My first babysteps in static code analysis with nDepend
A few weeks ago, I was asked to look into static code analysis, mainly with the tool nDepend. I’ve never had any experience with static code analysis, and was fairly curious about what this was all about.
In this blogpost I will be talking about what static code analysis is, what the difference is with dynamic code analysis and when to use it. After that I will be covering some metrics and conclusions you can get from a static code analysis tool and I will be ending my post with a small overview of what nDepend has to offer.
Static code analysis
What is it?
You might not know it, but in most IDE’s we already use static code analysis all the time. However it is wrapped into a nice package known as IDE features.
As you can see in the image above, I can get 4 kinds of static code analysis from this little snippet of code in Visual Studio alone.
- On top we have codelens, informing us how many times and where the function is used
- The blue squiggly line indicates we have a local variable that does not comply to the local naming conventions
- The red squiggly line indicates we should expect a build error on that line
- The slightly dimmed code below tells us that code is currently unreacheable
Static vs Dynamic code analysis
We can define the difference between static and dynamic code analysis as follows:
Static code analysis | Dynamic code analysis |
---|---|
Code is not running | Code is in a running state |
Analysing code itself | Analysing features |
For obvious problems & code smells | For everything else |
Examples: Code style & smells, metrics, … | Examples: Memory & CPU pressure, debugging, … |
In short: Static code analysis focusses mostly on code quality in the domain of maintainability & readability. Dynamic code analysis focusses on features and performance.
Static code metrics
In this chapter I will focus on the four metrics I think are the most important ones for your code. I might blog about some new metrics later, but in my humble opinion these are key for your code.
Cyclomatic Complexity
Quite a mouthful as a word. When this metric is measured, it will count every if
, else
, switch
, goto
, for
, while
and every other known code-flow-changing keyword. This count results in
the Cyclomatic Complexity.
To make it a little easier to understand: Cyclomatic complexity measures the amount of code paths in a method.
It is a good practice to keep your complexity under 10. Methods between 10 and 20 can exists but should be rather rare. Methods with a complexity of 20 and above should be refactored on the earliest convenience.
When you request the metric to be displayed, it shows up like this:
The first time I saw this one, I was like: what am I looking at? Ain’t nobody can read that. But I got it figured out, and this is how it works:
Reading an nDpend metrics chart
Settings on top and to the right
On the top you will find the following:
Item | What it controls |
---|---|
Level | The smallest part of the chart you will see, and subsequently the metrics that are available |
Size | The metric controlling the size of the boxes |
Color | The metric controlling the color of the boxes |
On the right you will find a slider and some minor settings, controlling what level
of the Color
-selected-metric correspondents with what color.
Boxes, boxes, boxes
Inside the blue square you see the biggest kind of box in the graph. Surrounded by a thick yellow line (remember: never eat yellow lines) you will find all code within an assembly.

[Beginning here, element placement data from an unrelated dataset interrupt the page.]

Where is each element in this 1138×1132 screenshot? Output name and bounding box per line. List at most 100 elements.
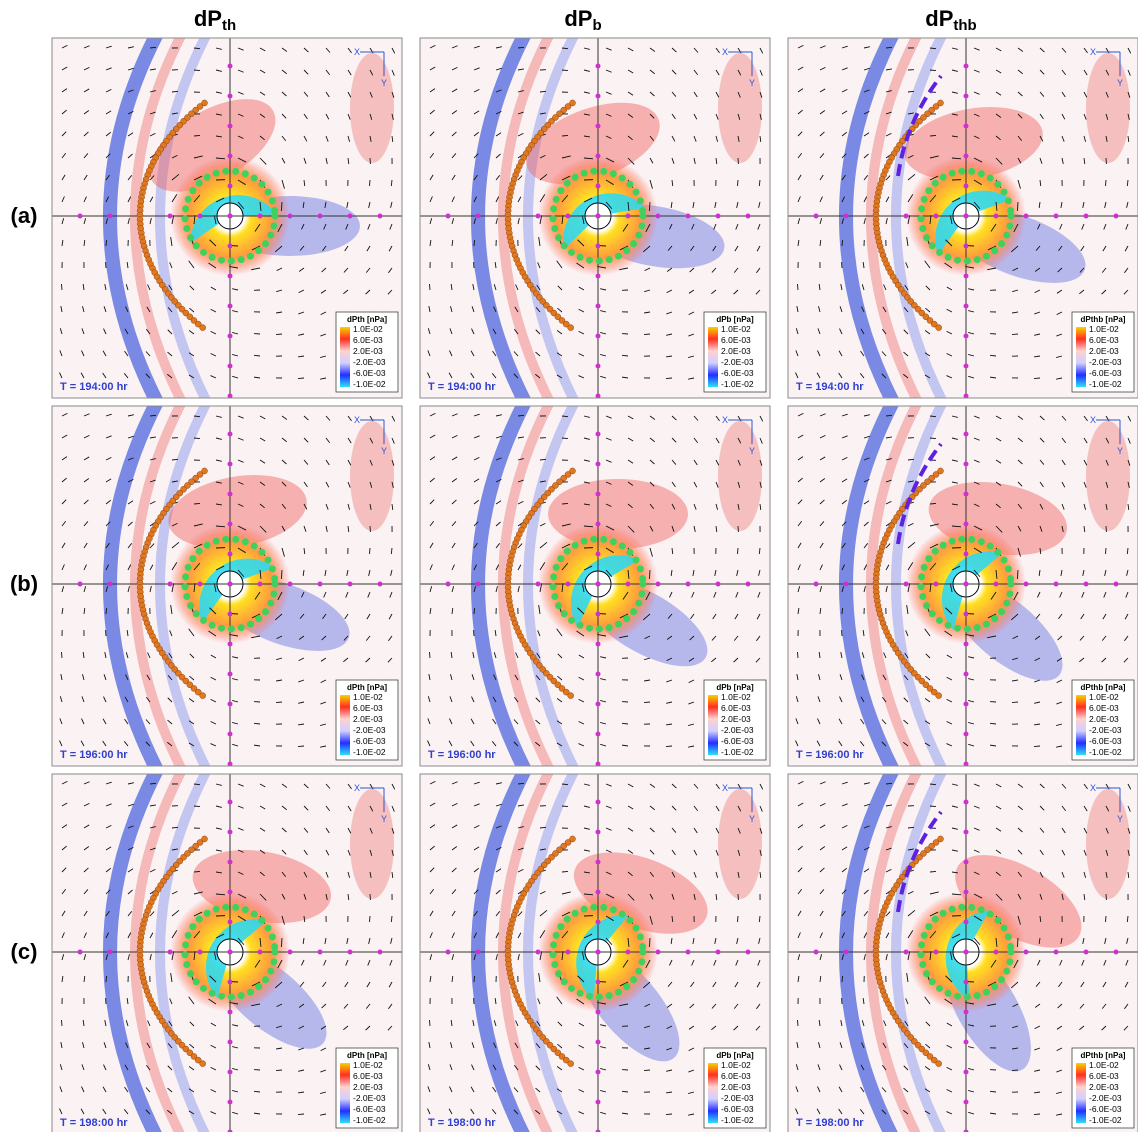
legend-label: 2.0E-03 xyxy=(1089,346,1119,356)
mp-dot xyxy=(270,222,277,229)
mp-dot xyxy=(635,232,642,239)
mp-dot xyxy=(269,933,276,940)
axis-dot xyxy=(596,1070,601,1075)
time-label: T = 194:00 hr xyxy=(796,381,864,393)
mp-dot xyxy=(974,992,981,999)
axis-dot xyxy=(626,950,631,955)
mp-dot xyxy=(557,187,564,194)
axis-y-label: Y xyxy=(381,814,387,824)
legend-label: 2.0E-03 xyxy=(721,346,751,356)
mp-dot xyxy=(615,253,622,260)
mp-dot xyxy=(213,906,220,913)
mp-dot xyxy=(932,548,939,555)
axis-x-label: X xyxy=(1090,415,1096,425)
legend-label: 6.0E-03 xyxy=(1089,335,1119,345)
mp-dot xyxy=(633,924,640,931)
arrow xyxy=(281,938,282,947)
mp-dot xyxy=(964,993,971,1000)
panel: XYdPthb [nPa]1.0E-026.0E-032.0E-03-2.0E-… xyxy=(784,28,1138,408)
row-label: (a) xyxy=(11,203,38,228)
mp-dot xyxy=(626,917,633,924)
mp-dot xyxy=(187,970,194,977)
mp-dot xyxy=(590,904,597,911)
axis-dot xyxy=(626,582,631,587)
axis-dot xyxy=(228,800,233,805)
arrow xyxy=(281,570,282,579)
arrow xyxy=(644,334,650,335)
arrow xyxy=(1034,1114,1040,1115)
mp-dot xyxy=(577,990,584,997)
column-title: dPth xyxy=(194,6,236,34)
mp-dot xyxy=(267,968,274,975)
axis-dot xyxy=(228,1070,233,1075)
legend-label: 1.0E-02 xyxy=(1089,692,1119,702)
arrow xyxy=(474,976,475,982)
mp-dot xyxy=(262,976,269,983)
legend-label: -2.0E-03 xyxy=(1089,357,1122,367)
mp-dot xyxy=(251,175,258,182)
mp-dot xyxy=(182,215,189,222)
red-far xyxy=(718,421,762,531)
axis-dot xyxy=(78,214,83,219)
row-label: (c) xyxy=(11,939,38,964)
axis-x-label: X xyxy=(722,415,728,425)
legend-label: 6.0E-03 xyxy=(353,1071,383,1081)
mp-dot xyxy=(630,240,637,247)
legend-label: -2.0E-03 xyxy=(353,1093,386,1103)
mp-dot xyxy=(557,923,564,930)
mp-dot xyxy=(251,911,258,918)
arrow xyxy=(298,746,304,747)
legend-label: -2.0E-03 xyxy=(1089,725,1122,735)
mp-dot xyxy=(262,240,269,247)
axis-dot xyxy=(408,214,413,219)
axis-y-label: Y xyxy=(749,446,755,456)
panel: XYdPth [nPa]1.0E-026.0E-032.0E-03-2.0E-0… xyxy=(48,28,413,408)
axis-dot xyxy=(108,950,113,955)
time-label: T = 198:00 hr xyxy=(428,1117,496,1129)
axis-dot xyxy=(814,214,819,219)
mp-dot xyxy=(637,565,644,572)
mp-dot xyxy=(551,593,558,600)
mp-dot xyxy=(606,256,613,263)
arrow xyxy=(666,378,672,379)
axis-dot xyxy=(814,950,819,955)
arrow xyxy=(429,1020,430,1026)
mp-dot xyxy=(1007,943,1014,950)
mp-dot xyxy=(553,932,560,939)
axis-dot xyxy=(198,950,203,955)
mp-dot xyxy=(635,600,642,607)
mp-dot xyxy=(255,615,262,622)
mp-dot xyxy=(586,625,593,632)
axis-dot xyxy=(964,94,969,99)
axis-dot xyxy=(228,462,233,467)
title-base: dP xyxy=(194,6,222,31)
red-far xyxy=(350,421,394,531)
mp-dot xyxy=(189,187,196,194)
mp-dot xyxy=(209,254,216,261)
mp-dot xyxy=(581,170,588,177)
arrow xyxy=(797,284,798,290)
mp-dot xyxy=(968,168,975,175)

For this example specifically, the size
setting has been set to lines of code.
This means the size of the box represents the amount of lines in the code, relative
to all lines of code in the solution.
This time the blue square surrounds a namespace. It’s not so clear to see, but the namespace is being surrounded by a thin, non-edible yellow line. The size is again a representation of the amount of lines of code.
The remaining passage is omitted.